Taxes at Death

What taxes are due on death?

As the saying goes, death and taxes are the only sure things. And when someone dies, taxes and other fees will most likely need to be paid. That said, there is no separate “death tax” in Canada. Taxes on death may include income tax payable with the deceased’s final tax return, capital gains tax and probate fees.

The Canada Revenue Agency treats estates as if the deceased had liquidated all their assets at fair market value immediately before dying. If there is no spouse, the market value of RRSPs, RIFs, LRSPs and/or LIFs is included in income on death and taxed as regular income. All other assets are deemed to have been sold at fair market value on the date of death, resulting in capital gains or losses, which are included in income at 50% of value.

If there is a spouse, the deceased’s registered plans can be rolled into the spouse’s registered plans with no taxes owing. Non-registered assets can be transferred to the spouse tax-free, keeping the adjusted cost base.

In Canada, there is no inheritance tax, so those inheriting from you will not be taxed on the value of the assets when they inherit. They may, of course, later be taxed as a result of owning those assets (for example, income tax on investment earnings or capital gains tax when selling assets).

The final tax return

Your executor or estate administrator will be required to file a tax return for your final year of life. The final (or “terminal”) return must declare all income for the year of death, as well as all capital gains (or losses). Note that if the deceased person normally paid income tax by installments, no installments need to be paid between the date of death and the date the final tax return is filed (unless any installment payments are already overdue at the time of death).

Capital gains tax

Capital gains tax may be calculated on assets such as real estate (other than your primary residence) or securities.
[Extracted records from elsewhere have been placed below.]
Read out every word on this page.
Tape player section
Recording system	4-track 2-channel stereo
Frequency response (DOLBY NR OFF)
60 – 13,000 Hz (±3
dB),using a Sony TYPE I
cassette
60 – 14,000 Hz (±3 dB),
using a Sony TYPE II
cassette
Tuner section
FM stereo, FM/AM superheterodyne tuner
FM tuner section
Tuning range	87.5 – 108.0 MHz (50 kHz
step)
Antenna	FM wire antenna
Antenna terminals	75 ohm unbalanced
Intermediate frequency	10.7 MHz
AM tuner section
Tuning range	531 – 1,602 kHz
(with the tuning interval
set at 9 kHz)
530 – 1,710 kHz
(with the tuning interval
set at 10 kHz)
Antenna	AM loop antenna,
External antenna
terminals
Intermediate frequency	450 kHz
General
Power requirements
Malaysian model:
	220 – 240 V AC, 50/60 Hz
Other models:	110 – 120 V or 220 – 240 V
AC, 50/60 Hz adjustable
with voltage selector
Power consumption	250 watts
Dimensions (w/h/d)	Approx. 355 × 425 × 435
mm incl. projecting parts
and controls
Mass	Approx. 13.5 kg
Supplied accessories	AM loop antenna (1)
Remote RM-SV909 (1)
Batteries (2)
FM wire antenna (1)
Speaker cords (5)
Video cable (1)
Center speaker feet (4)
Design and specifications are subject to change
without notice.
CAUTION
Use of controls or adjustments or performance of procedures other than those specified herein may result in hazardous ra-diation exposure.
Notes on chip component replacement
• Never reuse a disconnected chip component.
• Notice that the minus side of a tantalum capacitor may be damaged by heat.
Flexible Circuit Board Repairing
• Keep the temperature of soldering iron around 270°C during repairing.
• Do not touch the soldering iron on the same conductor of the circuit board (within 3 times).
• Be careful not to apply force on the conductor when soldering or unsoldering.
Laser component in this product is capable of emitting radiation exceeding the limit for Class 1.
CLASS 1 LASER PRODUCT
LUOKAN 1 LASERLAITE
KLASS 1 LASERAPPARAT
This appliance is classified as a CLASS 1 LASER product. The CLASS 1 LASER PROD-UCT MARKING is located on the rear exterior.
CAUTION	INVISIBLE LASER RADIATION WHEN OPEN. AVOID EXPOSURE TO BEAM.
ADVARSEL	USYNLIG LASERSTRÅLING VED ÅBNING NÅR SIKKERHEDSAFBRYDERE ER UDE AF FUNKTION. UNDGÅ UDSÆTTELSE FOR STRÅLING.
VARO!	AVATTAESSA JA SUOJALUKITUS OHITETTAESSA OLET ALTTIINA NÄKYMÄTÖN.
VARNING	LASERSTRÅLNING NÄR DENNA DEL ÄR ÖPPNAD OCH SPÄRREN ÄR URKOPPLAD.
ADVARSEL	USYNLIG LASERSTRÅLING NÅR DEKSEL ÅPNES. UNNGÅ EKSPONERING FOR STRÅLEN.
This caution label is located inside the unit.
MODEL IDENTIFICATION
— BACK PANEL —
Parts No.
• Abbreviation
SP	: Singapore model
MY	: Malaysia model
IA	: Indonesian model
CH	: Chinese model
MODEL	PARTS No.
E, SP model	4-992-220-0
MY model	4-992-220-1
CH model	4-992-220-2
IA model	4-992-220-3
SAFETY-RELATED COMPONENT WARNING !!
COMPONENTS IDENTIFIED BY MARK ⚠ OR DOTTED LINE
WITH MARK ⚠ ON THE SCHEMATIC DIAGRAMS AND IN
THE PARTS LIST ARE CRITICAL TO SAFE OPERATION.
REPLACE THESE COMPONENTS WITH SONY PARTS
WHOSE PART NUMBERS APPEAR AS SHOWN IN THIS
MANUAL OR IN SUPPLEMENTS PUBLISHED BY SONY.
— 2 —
Capital gains tax is 50% of the increase in value of capital assets from the time they were purchased to the time of death.


Probate is a provincial matter, so legislation and fees (properly called estate administration tax) vary among provinces. Fees are most often based on the overall value of the estate. For example, Ontario’s probate fees (2019) are 0.5% of the first $50,000 of the estate’s value and 1.5% of value in excess of $50,000. So if an estate is worth $2 million, the fee will be $29,500. Estate value is calculated based on the list of assets that your executor must submit to the province along with a copy of your will.

How to reduce probate taxes on death

A key way to ensure your estate pays as little probate tax as possible is to designate beneficiaries on every account and asset where that is possible, including RRSPs, RRIFs and life insurance. RRSPs and RRIFs can be transferred tax-free to a spouse or to minor (or infirm adult) children or grandchildren. Ensure property such as your home and vacation property is jointly owned with right of survivorship. Hold bank accounts jointly with your spouse. If you do not designate beneficiaries or co-own, all these assets will become part of your estate and will be taxed accordingly.

You can also use trusts to delay taxes and reduce probate fees by having assets flow to a family or spousal trust. With this strategy, a trust that you create in your will takes ownership of assets, valued at your original cost. Taxes will come due on the death of your spouse in the case of a spousal trust.

Leaving securities to registered charities when you die will eliminate the capital gains tax on those assets (publicly listed shares or mutual funds) and will provide a charitable tax deduction on your terminal return.

The clearance certificate

Once your executor or estate administrator has settled your estate, the CRA will issue a “clearance certificate” that confirms all outstanding income taxes have been paid. Your executor should not distribute all the property from the estate until they have this certificate, because the final amount left to be passed to beneficiaries cannot be known until all taxes are paid.

As part of your overall financial and estate plan, discuss with your accountant or other estate planning advisor what taxes will likely be due on your death, and work through strategies to reduce them as much as possible to ensure that your heirs benefit from your estate to the fullest extent possible. If you don’t, your family could end up facing a tax bill they cannot cover with the assets you’ve left. And of course, ensure you have a detailed, up-to-date legal will.